LUNES DE LA CUARTA SEMANA DESPUÉS DE PENTECOSTÉS
“ÉSTE RECIBE A LOS
PECADORES.”
1. “En aquel tiempo, los publicanos y
pecadores se acercaron a Jesús, para oírle. Entonces, los Fariseos y los
Escribas comenzaron a murmurar y a decir: Ved a éste: recibe a los pecadores y
come con ellos” (Evangelio).
2. Jesús recibe a los pecadores. El Hijo de Dios “descendió de los
cielos por nosotros, los hombres, y por nuestra salud.” Así lo confesamos en el
Credo de la Misa. Muchos teólogos creen, con razón, que el Hijo de Dios se
encarnó principalmente para redimir a los hombres del pecado. Si no hubiera
pecado Adán y no hubiese existido el pecado original, el Hijo de Dios no
hubiera aparecido sobre la tierra y, por consiguiente, no hubiesen existido ni
Cristo, ni la Navidad, ni la Pascua, ni el sagrario, ni la santa Misa. Cristo
“vino a buscar y a salvar lo que había perecido” (Luc. 19, 10). Vino para los enfermos, que necesitaban del médico (Luc. 5, 31). Por eso, recibe con una
amorosa compasión al publicano y a Magdalena, la pecadora. Para la adúltera,
que le presentan los Fariseos, no tiene más que palabras de perdón. ¡Con qué
magnifica plasticidad nos pinta Jesús su infinito amor hacia los pecadores en
las parábolas del buen pastor y del hijo pródigo! ¡Cómo se sacrifica por ellos
en su pasión y muerte! “Recibe a los pecadores.” Apenas acaba de cumplir la
obra de la redención y de resucitar de entre los muertos, y ya nos da, en la
misma tarde de Pascua, el sacramento de la Penitencia. Jesús odia el pecado
como le odia el mismo Dios. Sin embargo, ama al pecador y quiere salvarle.

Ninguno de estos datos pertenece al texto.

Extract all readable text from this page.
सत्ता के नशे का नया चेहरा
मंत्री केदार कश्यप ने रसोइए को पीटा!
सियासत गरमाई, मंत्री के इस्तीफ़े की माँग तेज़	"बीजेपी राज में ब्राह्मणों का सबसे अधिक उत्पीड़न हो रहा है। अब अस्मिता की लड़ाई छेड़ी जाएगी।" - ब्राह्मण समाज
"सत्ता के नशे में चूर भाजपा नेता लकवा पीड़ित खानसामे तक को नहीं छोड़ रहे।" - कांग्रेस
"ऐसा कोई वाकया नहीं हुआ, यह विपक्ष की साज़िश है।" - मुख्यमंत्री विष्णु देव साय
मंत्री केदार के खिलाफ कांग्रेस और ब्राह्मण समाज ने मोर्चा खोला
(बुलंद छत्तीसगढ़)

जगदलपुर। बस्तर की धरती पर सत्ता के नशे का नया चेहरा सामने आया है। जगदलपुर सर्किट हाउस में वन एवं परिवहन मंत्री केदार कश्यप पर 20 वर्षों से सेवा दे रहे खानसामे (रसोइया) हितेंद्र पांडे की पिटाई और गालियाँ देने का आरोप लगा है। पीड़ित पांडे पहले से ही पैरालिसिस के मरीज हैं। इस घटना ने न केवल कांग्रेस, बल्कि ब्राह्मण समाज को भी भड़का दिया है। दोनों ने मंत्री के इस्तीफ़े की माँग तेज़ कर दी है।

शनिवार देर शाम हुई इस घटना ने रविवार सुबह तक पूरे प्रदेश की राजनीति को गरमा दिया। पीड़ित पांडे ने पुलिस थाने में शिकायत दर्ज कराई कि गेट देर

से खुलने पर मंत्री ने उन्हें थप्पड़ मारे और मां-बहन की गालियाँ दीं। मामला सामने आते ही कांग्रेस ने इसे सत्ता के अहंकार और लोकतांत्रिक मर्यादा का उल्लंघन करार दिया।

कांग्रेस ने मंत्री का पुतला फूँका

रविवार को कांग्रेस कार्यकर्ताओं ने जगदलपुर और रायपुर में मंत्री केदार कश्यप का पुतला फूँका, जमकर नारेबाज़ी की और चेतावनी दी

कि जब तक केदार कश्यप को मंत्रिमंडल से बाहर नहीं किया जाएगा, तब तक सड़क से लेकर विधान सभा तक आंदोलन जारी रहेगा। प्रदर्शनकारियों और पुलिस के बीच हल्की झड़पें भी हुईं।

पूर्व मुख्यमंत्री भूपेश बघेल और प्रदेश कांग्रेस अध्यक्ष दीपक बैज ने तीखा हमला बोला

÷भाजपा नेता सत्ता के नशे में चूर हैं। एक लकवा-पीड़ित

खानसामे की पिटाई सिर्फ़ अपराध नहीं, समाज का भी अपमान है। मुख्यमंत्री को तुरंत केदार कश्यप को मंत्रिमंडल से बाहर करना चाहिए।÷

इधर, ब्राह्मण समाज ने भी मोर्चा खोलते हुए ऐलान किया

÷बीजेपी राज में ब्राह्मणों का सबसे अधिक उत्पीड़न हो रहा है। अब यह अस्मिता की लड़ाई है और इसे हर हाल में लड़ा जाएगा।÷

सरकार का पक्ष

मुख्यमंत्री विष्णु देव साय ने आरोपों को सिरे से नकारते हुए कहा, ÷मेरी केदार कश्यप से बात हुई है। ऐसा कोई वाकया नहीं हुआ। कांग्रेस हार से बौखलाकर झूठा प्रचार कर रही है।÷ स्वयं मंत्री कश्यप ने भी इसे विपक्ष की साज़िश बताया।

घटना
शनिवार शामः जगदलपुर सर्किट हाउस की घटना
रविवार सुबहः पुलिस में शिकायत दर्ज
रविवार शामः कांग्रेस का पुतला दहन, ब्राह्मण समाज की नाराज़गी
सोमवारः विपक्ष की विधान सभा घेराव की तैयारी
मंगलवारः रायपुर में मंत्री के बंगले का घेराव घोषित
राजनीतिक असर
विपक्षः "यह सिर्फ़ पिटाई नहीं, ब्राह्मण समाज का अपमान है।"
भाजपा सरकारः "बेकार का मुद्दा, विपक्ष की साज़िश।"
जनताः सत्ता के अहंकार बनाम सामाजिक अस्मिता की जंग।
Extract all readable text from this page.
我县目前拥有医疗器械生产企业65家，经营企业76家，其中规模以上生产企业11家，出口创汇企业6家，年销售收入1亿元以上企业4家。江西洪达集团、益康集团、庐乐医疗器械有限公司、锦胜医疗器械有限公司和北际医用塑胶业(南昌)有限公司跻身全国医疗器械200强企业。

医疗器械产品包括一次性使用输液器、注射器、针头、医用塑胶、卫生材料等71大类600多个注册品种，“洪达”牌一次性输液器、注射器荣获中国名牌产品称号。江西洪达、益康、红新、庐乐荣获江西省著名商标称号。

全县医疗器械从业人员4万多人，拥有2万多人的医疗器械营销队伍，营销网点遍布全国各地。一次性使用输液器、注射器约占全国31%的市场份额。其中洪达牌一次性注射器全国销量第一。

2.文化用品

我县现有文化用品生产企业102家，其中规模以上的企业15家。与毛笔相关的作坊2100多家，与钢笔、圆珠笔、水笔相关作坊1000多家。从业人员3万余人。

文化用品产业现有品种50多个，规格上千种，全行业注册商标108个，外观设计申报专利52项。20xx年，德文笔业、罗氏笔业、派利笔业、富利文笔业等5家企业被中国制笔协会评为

Recibe a los pecadores. ¡Cuántas veces hemos experimentado en nosotros mismos
esta verdad! ¡En el sacramento del santo Bautismo y en el de la Penitencia, en
las innumerables inspiraciones y auxilios de la divina gracia! ¿Dónde
estaríamos hoy, si el Señor no nos hubiera recibido con un amor tan intenso,
tan divinamente grande? ¿Qué hubiera sido de nosotros, si Él nos hubiera
abandonado a nosotros mismos? ¡Cuán agradecidos debemos de estarle!
“La
verdadera justicia se
compadece de los pecadores. En
cambio, la falsa justicia se aparta de ellos. Es cierto que también los justos
se apartan de los pecadores, pero lo hacen como se debe: no por orgullo ni
desdén, sino por virtud, por celo santo. Persiguen al pecador, pero con amor.
Si lo corrigen, si lo anatematizan exteriormente, interiormente conservan la
mansedumbre cristiana: lo aman. Anteponen a sí mismos aquellos a quienes
corrigen. Los juzgan interiormente mejores que ellos mismos. En cambio, los que
se enorgullecen de su falsa justicia, desprecian a los pecadores y no tienen
compasión de los débiles: cuanto más justos se creen a sí mismos, más pecadores
son en realidad. A este número pertenecían los Fariseos del evangelio de hoy,
los cuales criticaban al Señor por recibir a los pecadores” (San Gregorio
Magno, en las Lecciones de Maitines).
3. “Esperen en Ti, Señor, los que
conocen tu Nombre: porque Tú nunca abandonas a los que te buscan. Cantad Salmos
al Señor, vosotros, los que habitáis en Sion: porque Él no desprecia las
súplicas del pobre” (Ofertorio).
Jesús “recibe a los pecadores.”
Ahora mismo, en la santa Misa, va a entregarse al Padre por nosotros, para
alcanzar el perdón de nuestros pecados. Va a ofrecerse a sí mismo, para
obtenernos a nosotros la gracia, para hacernos vencedores del pecado, de las
pasiones, de las tentaciones, del mundo. En la sagrada Comunión nos regalará
con un banquete. ¡Tan grande, tan inmenso es su amor a los pecadores!
“En verdad os digo: más se alegran
en el cielo por un solo pecador, que se convierte de veras, que por noventa y
nueve justos, que no necesitan de penitencia” (Evangelio). Examinémonos seriamente a ver si nosotros no somos del
número de los seudo-justos, que no creen necesitar de penitencia, que critican
a los demás, que corrigen con celo amargo los pecados y las faltas de los otros
y miran con desdén al “pecador”. La piedad está fácilmente expuesta a convertirse
en orgullo, en auto justificación y en desprecio del prójimo. Esta clase de
falsa piedad es la que se cree dispensada de la penitencia, la que olvida el
camino de la mortificación y de una seria expiación.